In the Love of Christ Jesus,
Mom

Dear Jill,
I want you to know how much I appreciate your thoughtfulness. Everything you do and say is very much appreciated by me, but I don’t always have the chance to put in words what I feel. In loving Claire, you might have some idea how I as a mother have felt for you. That doesn’t change because you are a woman, it just becomes a mature caring at this point, and seeing your relationship with Claire tells me that the love my mother had for me has come through to be seen in your love for Claire. Love is what it is all about, isn’t it? God love your little family, and may the Holy Spirit abound richly in each one of you.

Love,
Mom

When you look at the content of my mother’s letters, what makes them so profound? I believe it’s because they are filled with her testimony—the multi-generational vision of a woman who found the Lord and prayed for each of her five children to come to know Him as well.

Where do we find this kind of multi-generational faith in the Bible—a grandmother and mother who plant seeds of faith in the next generation?  In 2 Timothy: 3-5. It is here that Paul gives testimony to the faith of Timothy’s grandmother Lois and his mother Eunice. “I am calling up memories of your sincere and unqualified faith (the leaning of your entire personality on God in Christ in absolute trust and confidence in His power, wisdom, and goodness), [a faith] that first lived permanently in [the heart of] your grandmother Lois and your mother Eunice and now, I am [fully] persuaded, [dwells] in you also” (2 Timothy 1:5 AMP).
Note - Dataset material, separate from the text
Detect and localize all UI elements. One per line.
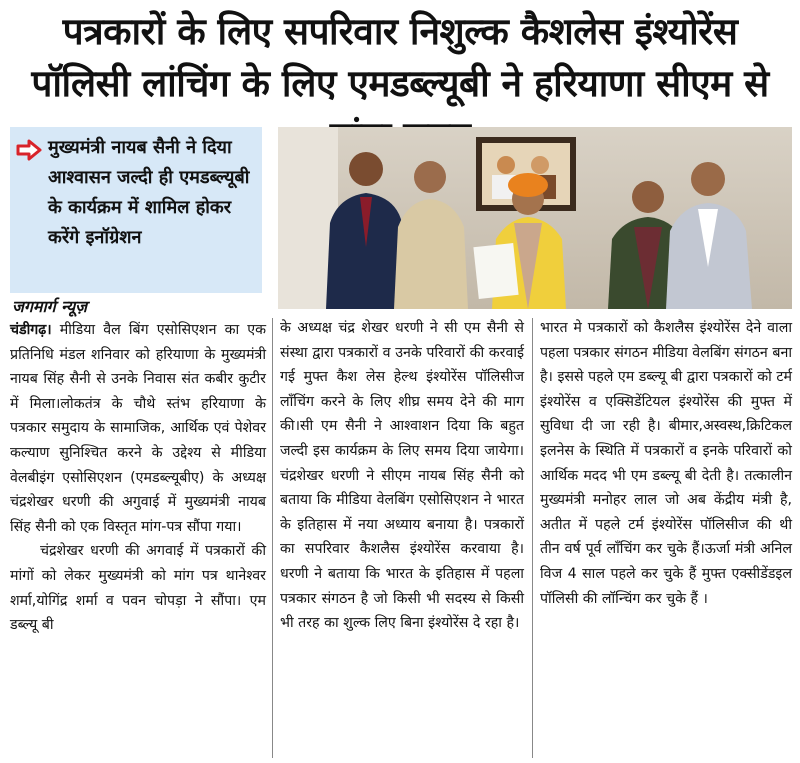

The faith of these two women not only influences their immediate family, but affects all of Christendom as well. Paul calls up the memory of Timothy’s “faith” roots so He will be encouraged to keep on persevering.

If you’re excited about the idea of your words impacting your family now and for generations to come, let me encourage you to take the time to write a letter to each of your children this Christmas. If you have never written to them before, they will be blessed beyond measure, and so will you!

every day is a giftI have included some featured guidelines from my book Every Day is a Gift  and the audio workshop Writing Letters to Your Children. These resources promise to inspire you in creative and practical ways, and make this endeavor easier for you.

First decide which kind of letter you want to write to your child:

  • A spontaneous note of encouragement
  • A letter about a shared experience
  • A life-event letter (a chronology of events and accomplishments in your child’s life)
  • A letter addressing current circumstances
  1. Pray and ask the Lord to give you the right words to minister to your child’s heart. You may not consider yourself a writer, but your mother’s heart when coupled with the Holy Spirit’s guiding can turn your pen into a powerful testimony of faith, hope, and love. “My heart overflows with a good theme; I address my verses to the King; My tongue is the pen of a ready writer” (Psalm 45:1 NASB).
  2. Gather scriptures that apply to your child’s life. You can do this beforehand through Bible study or when you sit down to write. Listen to what the Lord whispers to your heart. Keep a Bible nearby for reference.
  3. Keep a scripture notebook for the purpose of writing letters to your children. If you have quotes from other sources keep them handy in a notebook, or jot them down in your journal ahead of time so you can easily reference them in the future.
  4. Keep a hymnal nearby for easy reference to lyrics you may want to include.
  5. Make honesty and transparency a goal in writing to your child. Did you struggle with some of the same issues he/she is facing at the present time? Pen a letter that creatively ties in some of your life experiences.
  6. Put yourself in your child’s place. What do you think would make him or her feel unconditionally loved and accepted? Pray and ask the Lord to reveal any issues that need to be dealt with on your part. Write from your heart and use scripture to address the spiritual needs of your child. Never use the written word to criticize, but only to encourage.